Studien zum Metabolismus in Streptococcus pneumoniae
Streptococcus pneumoniae kann verschiedene Zucker, wie Glukose, Galaktose oder auch Laktose als C-Quelle unter fakultativ anaeroben Bedingungen metabolisieren. Als Hauptendprodukt entsteht unter fermentativen Bedingungen Laktat. Galaktose ist zusätzlich ein wichtiger Baustein für die Kapsel Biosynthese.
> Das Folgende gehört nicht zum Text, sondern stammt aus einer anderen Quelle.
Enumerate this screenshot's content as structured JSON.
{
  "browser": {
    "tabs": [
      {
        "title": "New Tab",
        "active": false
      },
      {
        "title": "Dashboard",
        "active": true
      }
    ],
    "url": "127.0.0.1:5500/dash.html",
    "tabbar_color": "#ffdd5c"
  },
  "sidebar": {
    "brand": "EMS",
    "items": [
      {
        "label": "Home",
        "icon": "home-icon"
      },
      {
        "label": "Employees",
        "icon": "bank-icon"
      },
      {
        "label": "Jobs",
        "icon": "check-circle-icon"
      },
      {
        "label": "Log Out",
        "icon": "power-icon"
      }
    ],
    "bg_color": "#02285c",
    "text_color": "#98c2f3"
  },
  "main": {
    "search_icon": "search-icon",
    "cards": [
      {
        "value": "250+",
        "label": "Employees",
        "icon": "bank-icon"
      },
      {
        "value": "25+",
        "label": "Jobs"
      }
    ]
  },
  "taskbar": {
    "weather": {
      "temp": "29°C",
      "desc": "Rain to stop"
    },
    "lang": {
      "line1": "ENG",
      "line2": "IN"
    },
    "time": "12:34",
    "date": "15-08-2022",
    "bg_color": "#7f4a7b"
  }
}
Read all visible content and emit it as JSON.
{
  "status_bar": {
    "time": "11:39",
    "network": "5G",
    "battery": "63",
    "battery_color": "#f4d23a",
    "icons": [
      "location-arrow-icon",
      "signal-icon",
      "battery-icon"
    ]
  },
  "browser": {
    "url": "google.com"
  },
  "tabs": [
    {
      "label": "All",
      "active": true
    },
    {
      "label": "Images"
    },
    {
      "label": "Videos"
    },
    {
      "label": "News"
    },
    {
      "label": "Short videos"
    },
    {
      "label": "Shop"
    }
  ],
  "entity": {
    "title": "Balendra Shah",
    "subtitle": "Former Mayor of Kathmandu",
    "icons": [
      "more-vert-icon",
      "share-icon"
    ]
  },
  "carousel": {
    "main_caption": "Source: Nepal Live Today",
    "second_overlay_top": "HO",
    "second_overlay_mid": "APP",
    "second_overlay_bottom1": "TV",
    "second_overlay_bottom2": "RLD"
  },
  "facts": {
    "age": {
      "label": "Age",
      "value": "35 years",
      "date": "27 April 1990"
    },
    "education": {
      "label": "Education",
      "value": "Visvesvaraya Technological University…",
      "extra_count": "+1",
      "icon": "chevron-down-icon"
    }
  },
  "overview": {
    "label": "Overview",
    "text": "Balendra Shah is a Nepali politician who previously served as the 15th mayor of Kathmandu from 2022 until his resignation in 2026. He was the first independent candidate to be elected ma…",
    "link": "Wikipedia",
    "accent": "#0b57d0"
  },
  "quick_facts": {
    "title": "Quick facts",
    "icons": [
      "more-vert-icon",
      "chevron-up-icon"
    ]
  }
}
Der Einsatz von 13C markierter Glucose ermöglichte den Nachweis des Kohlenstoffmetabolismus mittels 13C Isotopenlogen Verteilung und GC/MS Analysen. Im Stamm D39 erfolgt dabei die Synthese von Serin aus Glycin durch die Serin Hydroxymethyltransferase. Der Organismus kann Glutamin nicht synthetisieren verfügt aber über 6 verschiedene Glutamin Transporter. Für weitere Studien werden 15N markierte Aminosäuren eingesetzt, deren Aufnahme studiert und deren Nutzung als wichtige Stickstoff Quelle analysiert werden soll.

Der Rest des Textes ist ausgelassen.